Een paar jaar geleden voegde Connie Palmen er een nieuw onderscheid aan toe. Je hebt nietsnutten en schrijvers die kunstenaar zijn. Tot die laatste categorie rekent zij zichzelf. En echte kunstenaars vermijden clichés: in stijl, structuur en wat al niet.

Toegepast op mijn wisselende stemmingen: misschien kan ik clichés amper verdragen als ik energiek ben, en vallen ze me nauwelijks op als ik uitgeput ben.

Toch is dit antwoord onvolledig. Ik weet zeker dat veel alom erkende Grote Literatuur clichés bevat: in onderwerp (de lie-hief-de), in structuur (de Bildungsroman), in plot (vreemdeling gooit bestaande verhoudingen overhoop). Ook Palmens werk grossiert in clichés, zoals in De Wetten, waarin het jonge meisje zich laaft aan wereldwijze mannen.

In het zeer inspirerende How fiction works citeert literatuurcriticus James Wood een passage uit John Carrés werk. Goed gedaan, oordeelt hij. Nice writing, en gegeven de normen voor hedendaags thrillers is het zelfs magnificent.
Even verderop veroordeelt hij het proza even helder met ”commercieel realisme”. Het is efficiënt geschreven proza, gericht op het voortstuwen van het plot, maar de passage zelf typeert Wood als a clever coffin of dead conventions.
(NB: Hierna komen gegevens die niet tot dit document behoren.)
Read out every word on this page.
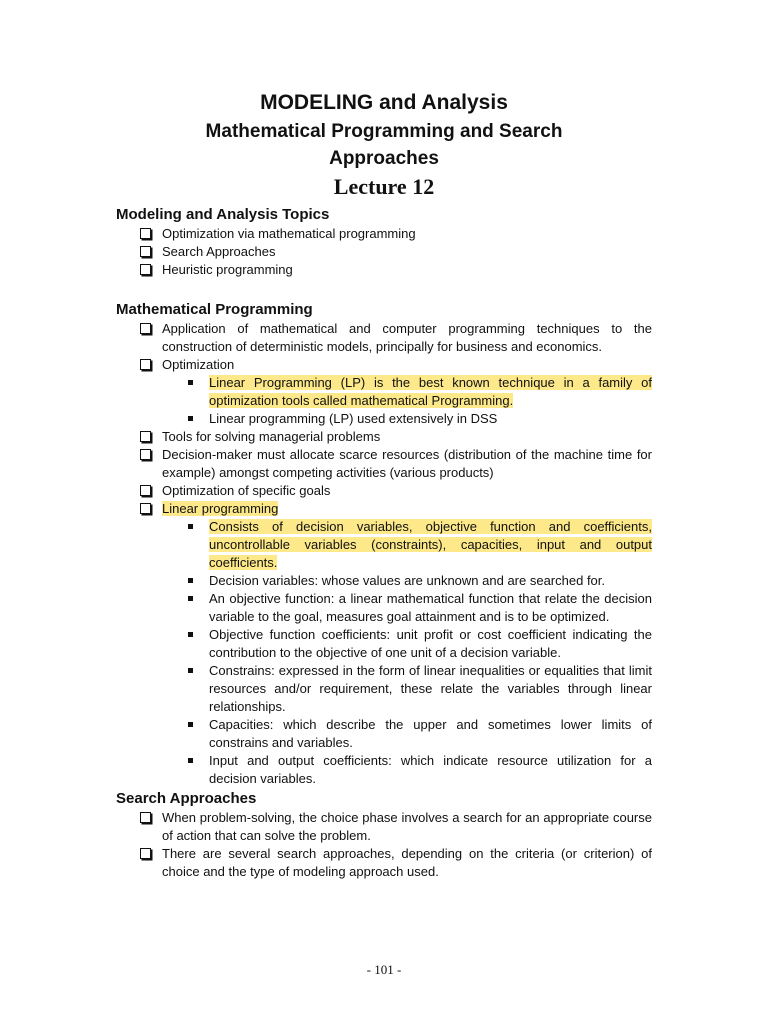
MODELING and Analysis
Mathematical Programming and Search Approaches
Lecture 12
Modeling and Analysis Topics
Optimization via mathematical programming
Search Approaches
Heuristic programming
Mathematical Programming
Application of mathematical and computer programming techniques to the construction of deterministic models, principally for business and economics.
Optimization
Linear Programming (LP) is the best known technique in a family of optimization tools called mathematical Programming.
Linear programming (LP) used extensively in DSS
Tools for solving managerial problems
Decision-maker must allocate scarce resources (distribution of the machine time for example) amongst competing activities (various products)
Optimization of specific goals
Linear programming
Consists of decision variables, objective function and coefficients, uncontrollable variables (constraints), capacities, input and output coefficients.
Decision variables: whose values are unknown and are searched for.
An objective function: a linear mathematical function that relate the decision variable to the goal, measures goal attainment and is to be optimized.
Objective function coefficients: unit profit or cost coefficient indicating the contribution to the objective of one unit of a decision variable.
Constrains: expressed in the form of linear inequalities or equalities that limit resources and/or requirement, these relate the variables through linear relationships.
Capacities: which describe the upper and sometimes lower limits of constrains and variables.
Input and output coefficients: which indicate resource utilization for a decision variables.
Search Approaches
When problem-solving, the choice phase involves a search for an appropriate course of action that can solve the problem.
There are several search approaches, depending on the criteria (or criterion) of choice and the type of modeling approach used.
- 101 -
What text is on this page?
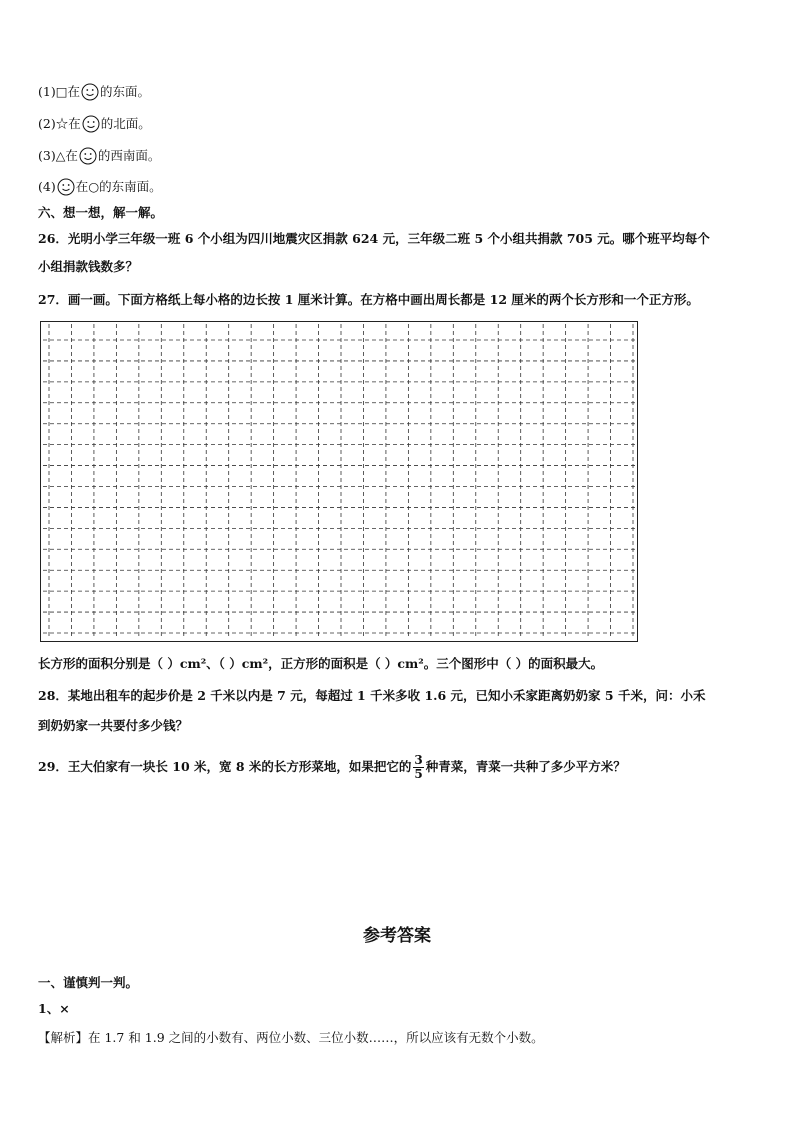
(1)□在 的东面。
(2)☆在 的北面。
(3)△在 的西南面。
(4) 在○的东南面。
六、想一想，解一解。
26．光明小学三年级一班 6 个小组为四川地震灾区捐款 624 元，三年级二班 5 个小组共捐款 705 元。哪个班平均每个
小组捐款钱数多？
27．画一画。下面方格纸上每小格的边长按 1 厘米计算。在方格中画出周长都是 12 厘米的两个长方形和一个正方形。
长方形的面积分别是（ ）cm²、（ ）cm²，正方形的面积是（ ）cm²。三个图形中（ ）的面积最大。
28．某地出租车的起步价是 2 千米以内是 7 元，每超过 1 千米多收 1.6 元，已知小禾家距离奶奶家 5 千米，问：小禾
到奶奶家一共要付多少钱？
29．王大伯家有一块长 10 米，宽 8 米的长方形菜地，如果把它的 $\frac{3}{5}$ 种青菜，青菜一共种了多少平方米？
参考答案
一、谨慎判一判。
1、×
【解析】在 1.7 和 1.9 之间的小数有、两位小数、三位小数……，所以应该有无数个小数。
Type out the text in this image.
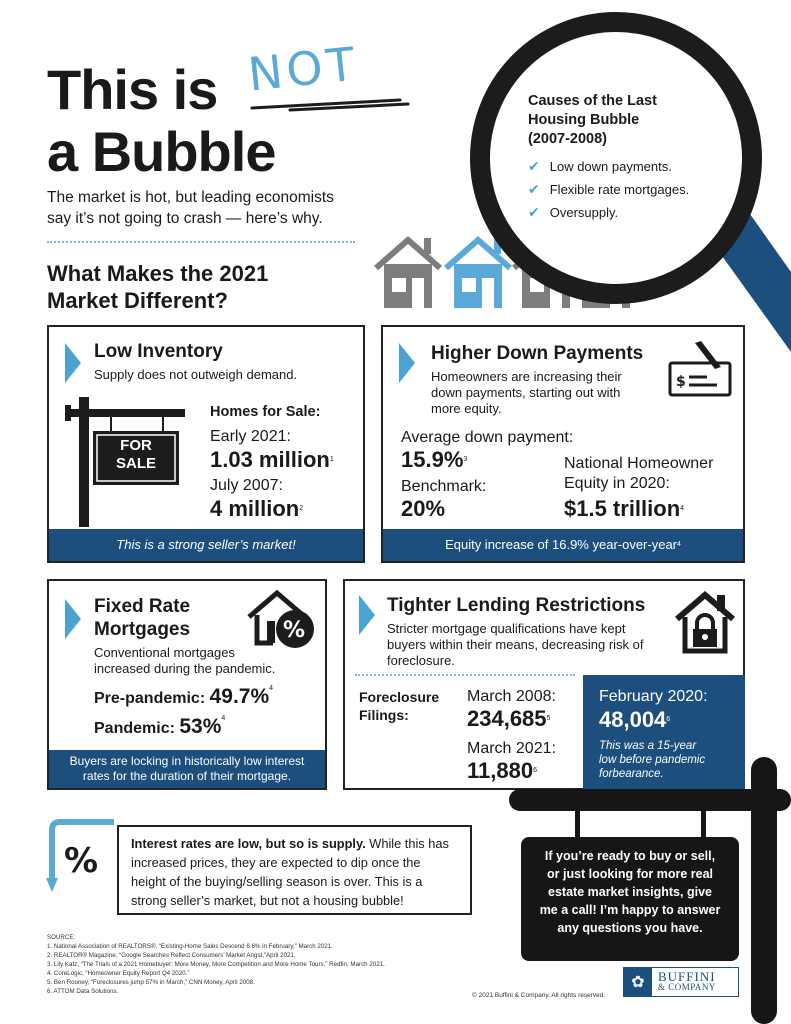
This is NOT
a Bubble
The market is hot, but leading economists
say it’s not going to crash — here’s why.
What Makes the 2021
Market Different?
Causes of the Last
Housing Bubble
(2007-2008)
✔ Low down payments.
✔ Flexible rate mortgages.
✔ Oversupply.
Low Inventory
Supply does not outweigh demand.
FOR
SALE
Homes for Sale:
Early 2021:
1.03 million$^1$
July 2007:
4 million$^2$
This is a strong seller’s market!
Higher Down Payments
Homeowners are increasing their
down payments, starting out with
more equity.
$
Average down payment:
15.9%$^3$
Benchmark:
20%
National Homeowner
Equity in 2020:
$1.5 trillion$^4$
Equity increase of 16.9% year-over-year 4
Fixed Rate
Mortgages	%
Conventional mortgages
increased during the pandemic.
Pre-pandemic: 49.7%$^4$
Pandemic: 53%$^4$
Buyers are locking in historically low interest
rates for the duration of their mortgage.
Tighter Lending Restrictions
Stricter mortgage qualifications have kept
buyers within their means, decreasing risk of
foreclosure.
Foreclosure
Filings:
March 2008:
234,685$^5$
March 2021:
11,880$^6$
February 2020:
48,004$^6$
This was a 15-year
low before pandemic
forbearance.
%	Interest rates are low, but so is supply. While this has
increased prices, they are expected to dip once the
height of the buying/selling season is over. This is a
strong seller’s market, but not a housing bubble!
If you’re ready to buy or sell,
or just looking for more real
estate market insights, give
me a call! I’m happy to answer
any questions you have.
SOURCE:
1. National Association of REALTORS®, “Existing-Home Sales Descend 6.6% in February,” March 2021.
2. REALTOR® Magazine, “Google Searches Reflect Consumers’ Market Angst,”April 2021.
3. Lily Katz, “The Trials of a 2021 Homebuyer: More Money, More Competition and More Home Tours,” Redfin, March 2021.
4. CoreLogic, “Homeowner Equity Report Q4 2020.”
5. Ben Rooney, “Foreclosures jump 57% in March,” CNN Money, April 2008.
6. ATTOM Data Solutions.
© 2021 Buffini & Company. All rights reserved.
✿	BUFFINI
& COMPANY
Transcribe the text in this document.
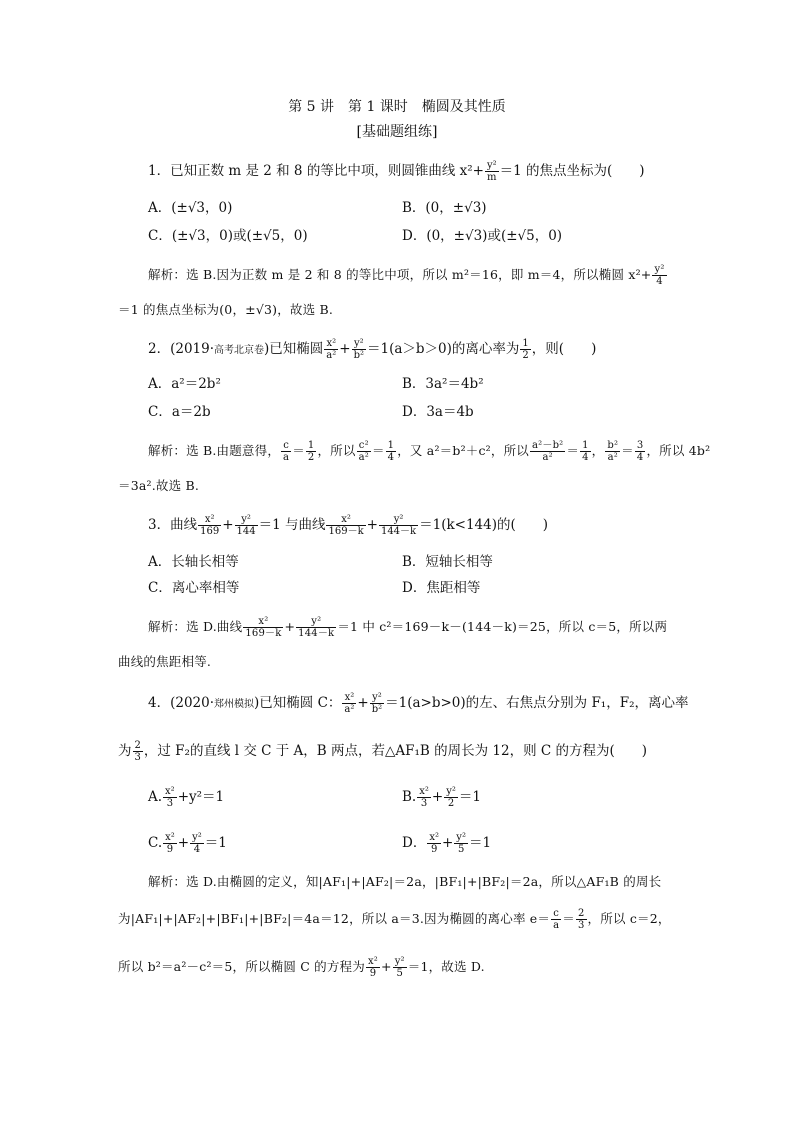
第 5 讲　第 1 课时　椭圆及其性质
[基础题组练]
1．已知正数 m 是 2 和 8 的等比中项，则圆锥曲线 $x^2+ \frac{\text{y²}}{m} =1$ 的焦点坐标为(　　)
A．(±√3，0)	B．(0，±√3)
C．(±√3，0)或(±√5，0)	D．(0，±√3)或(±√5，0)
解析：选 B.因为正数 m 是 2 和 8 的等比中项，所以 m²＝16，即 m＝4，所以椭圆 $x^2+ \frac{\text{y²}}{4}$
＝1 的焦点坐标为(0，±√3)，故选 B.
2．(2019·高考北京卷)已知椭圆 $\frac{\text{x²}}{\text{a²}} + \frac{\text{y²}}{\text{b²}} =1(a>b>0)$的离心率为 $\frac{1}{2}$ ，则(　　)
A．a²＝2b²	B．3a²＝4b²
C．a＝2b	D．3a＝4b
解析：选 B.由题意得， $\frac{c}{a} = \frac{1}{2}$ ，所以 $\frac{\text{c²}}{\text{a²}} = \frac{1}{4}$ ，又 a²＝b²＋c²，所以 $\frac{\text{a²－b²}}{\text{a²}} = \frac{1}{4}$ ， $\frac{\text{b²}}{\text{a²}} = \frac{3}{4}$ ，所以 4b²
＝3a².故选 B.
3．曲线 $\frac{\text{x²}}{169} + \frac{\text{y²}}{144} =1$ 与曲线 $\frac{\text{x²}}{169-k} + \frac{\text{y²}}{144-k} =1(k<144)$的(　　)
A．长轴长相等	B．短轴长相等
C．离心率相等	D．焦距相等
解析：选 D.曲线 $\frac{\text{x²}}{169-k} + \frac{\text{y²}}{144-k} =1$ 中 c²＝169－k－(144－k)＝25，所以 c＝5，所以两
曲线的焦距相等.
4．(2020·郑州模拟)已知椭圆 C： $\frac{\text{x²}}{\text{a²}} + \frac{\text{y²}}{\text{b²}} =1(a>b>0)$的左、右焦点分别为 F₁，F₂，离心率
为 $\frac{2}{3}$ ，过 F₂的直线 l 交 C 于 A，B 两点，若△AF₁B 的周长为 12，则 C 的方程为(　　)
A. $\frac{\text{x²}}{3} +y^2=1$	B. $\frac{\text{x²}}{3} + \frac{\text{y²}}{2} =1$
C. $\frac{\text{x²}}{9} + \frac{\text{y²}}{4} =1$	D． $\frac{\text{x²}}{9} + \frac{\text{y²}}{5} =1$
解析：选 D.由椭圆的定义，知|AF₁|+|AF₂|＝2a，|BF₁|+|BF₂|＝2a，所以△AF₁B 的周长
为|AF₁|+|AF₂|+|BF₁|+|BF₂|＝4a＝12，所以 a＝3.因为椭圆的离心率 $e= \frac{c}{a} = \frac{2}{3}$ ，所以 c＝2，
所以 b²＝a²－c²＝5，所以椭圆 C 的方程为 $\frac{\text{x²}}{9} + \frac{\text{y²}}{5} =1$，故选 D.
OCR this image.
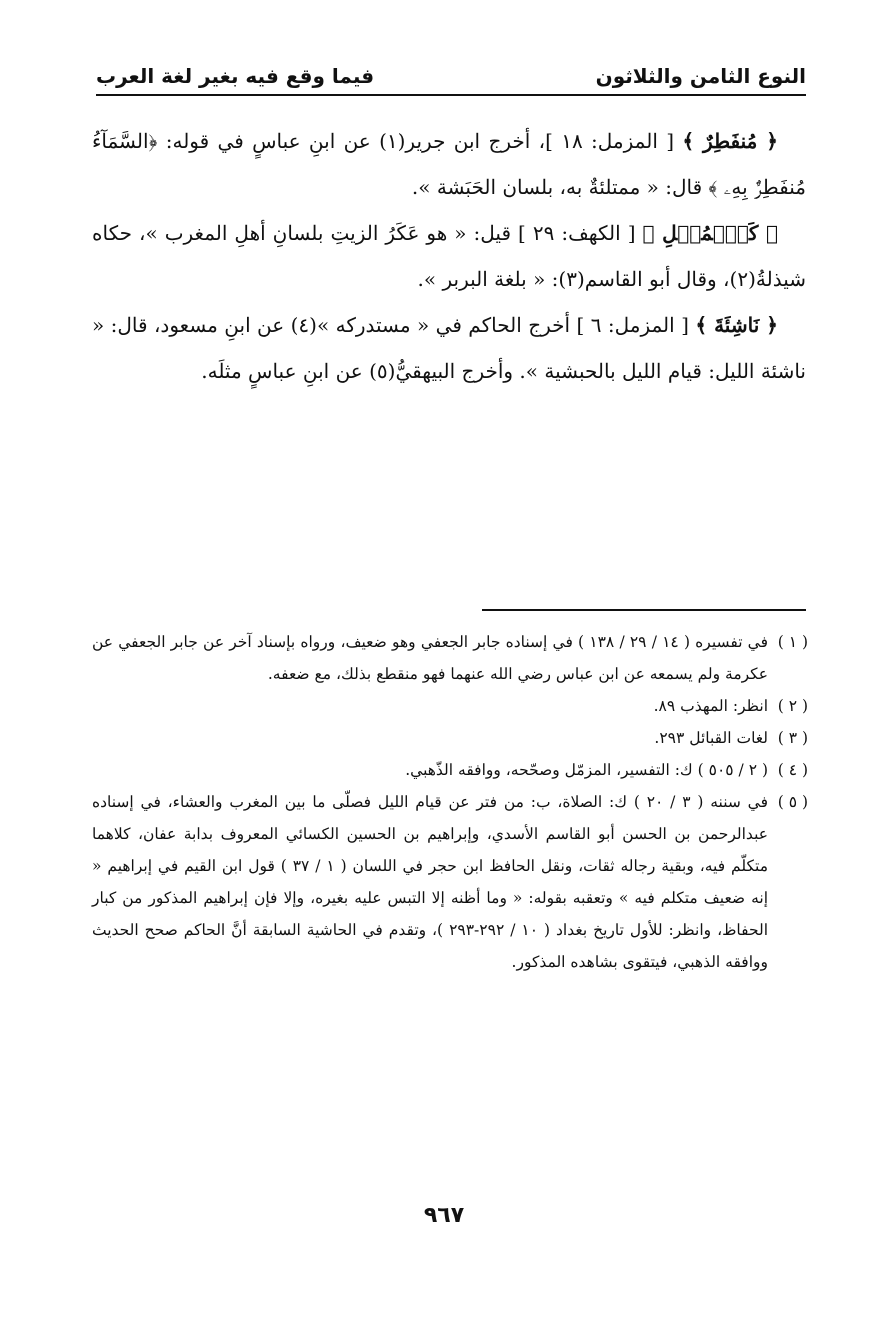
النوع الثامن والثلاثون
فيما وقع فيه بغير لغة العرب

﴿ مُنفَطِرٌ ﴾ [ المزمل: ١٨ ]، أخرج ابن جرير(١) عن ابنِ عباسٍ في قوله: ﴿السَّمَآءُ مُنفَطِرٌۢ بِهِۦ ﴾ قال: « ممتلئةٌ به، بلسان الحَبَشة ».

﴿ كَٱلۡمُهۡلِ ﴾ [ الكهف: ٢٩ ] قيل: « هو عَكَرُ الزيتِ بلسانِ أهلِ المغرب »، حكاه شيذلةُ(٢)، وقال أبو القاسم(٣): « بلغة البربر ».

﴿ نَاشِئَةَ ﴾ [ المزمل: ٦ ] أخرج الحاكم في « مستدركه »(٤) عن ابنِ مسعود، قال: « ناشئة الليل: قيام الليل بالحبشية ». وأخرج البيهقيُّ(٥) عن ابنِ عباسٍ مثلَه.

( ١ )في تفسيره ( ١٤ / ٢٩ / ١٣٨ ) في إسناده جابر الجعفي وهو ضعيف، ورواه بإسناد آخر عن جابر الجعفي عن عكرمة ولم يسمعه عن ابن عباس رضي الله عنهما فهو منقطع بذلك، مع ضعفه.

( ٢ )انظر: المهذب ٨٩.

( ٣ )لغات القبائل ٢٩٣.

( ٤ )( ٢ / ٥٠٥ ) ك: التفسير، المزمّل وصحّحه، ووافقه الذّهبي.

( ٥ )في سننه ( ٣ / ٢٠ ) ك: الصلاة، ب: من فتر عن قيام الليل فصلّى ما بين المغرب والعشاء، في إسناده عبدالرحمن بن الحسن أبو القاسم الأسدي، وإبراهيم بن الحسين الكسائي المعروف بدابة عفان، كلاهما متكلّم فيه، وبقية رجاله ثقات، ونقل الحافظ ابن حجر في اللسان ( ١ / ٣٧ ) قول ابن القيم في إبراهيم « إنه ضعيف متكلم فيه » وتعقبه بقوله: « وما أظنه إلا التبس عليه بغيره، وإلا فإن إبراهيم المذكور من كبار الحفاظ، وانظر: للأول تاريخ بغداد ( ١٠ / ٢٩٢-٢٩٣ )، وتقدم في الحاشية السابقة أنَّ الحاكم صحح الحديث ووافقه الذهبي، فيتقوى بشاهده المذكور.

٩٦٧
Grote literatuur is écht realistisch, aldus Wood, en in korte stukjes formuleert hij zijn argumenten voor deze stelling. Die stukjes gaan over de vrije indirecte rede. Over de spanning tussen de stem van de auteur, de stem van het personage en de taal van de wereld waarin beiden zich begeven. Over het mysterie van metaforen en de inzichten die een treffend detail je kunnen geven. En vooral ook over de auteurs die Wood zo liefdevol bespreekt.

Wood pleit voor een vorm van realisme die waarachtig is, waarin de woorden het leven zélf voortbrengen. Als dit vaag klinkt, dan heeft u gelijk. Mijn formuleringen schieten te kort. Leest Wood! Daar word je veel wijzer van….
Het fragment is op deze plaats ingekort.